俺が何を言っても、言い合いは平行線を辿る。
「貴方達、国王様の前ですよ」
見かねたロキサーニが、俺達の言い争いを止める。
「申し訳御座いません」
ステラは冷静さを取り戻して、ルーカスに謝罪する。
俺も同様に謝罪する。
ひと呼吸置いて、ステラは俺の方を向く。
「そこまで言うのであれば、貴方も書いて下さい」
「あぁ、いいぞ。ついでにシロとクロにも書いてもらって、答え合わせをすればいい」
「分かりました。

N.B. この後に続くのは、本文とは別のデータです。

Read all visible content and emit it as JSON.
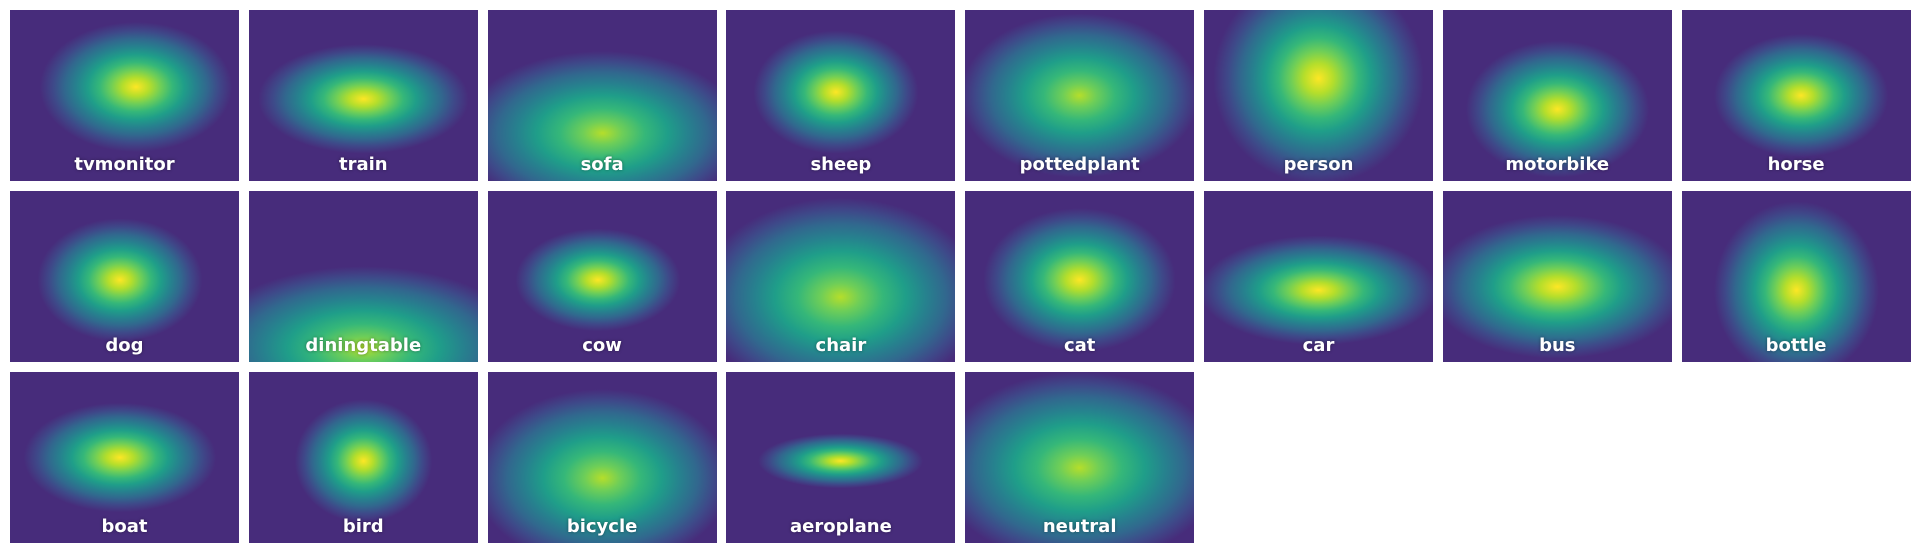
{
  "tiles": [
    {
      "label": "tvmonitor"
    },
    {
      "label": "train"
    },
    {
      "label": "sofa"
    },
    {
      "label": "sheep"
    },
    {
      "label": "pottedplant"
    },
    {
      "label": "person"
    },
    {
      "label": "motorbike"
    },
    {
      "label": "horse"
    },
    {
      "label": "dog"
    },
    {
      "label": "diningtable"
    },
    {
      "label": "cow"
    },
    {
      "label": "chair"
    },
    {
      "label": "cat"
    },
    {
      "label": "car"
    },
    {
      "label": "bus"
    },
    {
      "label": "bottle"
    },
    {
      "label": "boat"
    },
    {
      "label": "bird"
    },
    {
      "label": "bicycle"
    },
    {
      "label": "aeroplane"
    },
    {
      "label": "neutral"
    }
  ]
}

国王様、彼等にも書く物を用意して頂けますでしょうか?」
「そうだな」
俺達の所にも書く物が運ばれてきたので、三人それぞれ書き始める。
俺が書き終える頃には、シロとクロは書き終えていた。
「これが正解だ」
俺は自信満々に書いた物を見せる。
「確かに私のよりは近い気がしますね」
ステラの言葉に、「いやいや、お前のは微妙に似ているだけだろう」と言いたかった。
「お二方も見せて頂けますか?」
シロとクロも披露する。
二人共、ほぼ同じ図柄だった。
これを見たら、俺の書いた絵が陳腐に思えた。
「そうですね。これが正解ですね」
シロとクロの絵に、ステラも納得したようだった。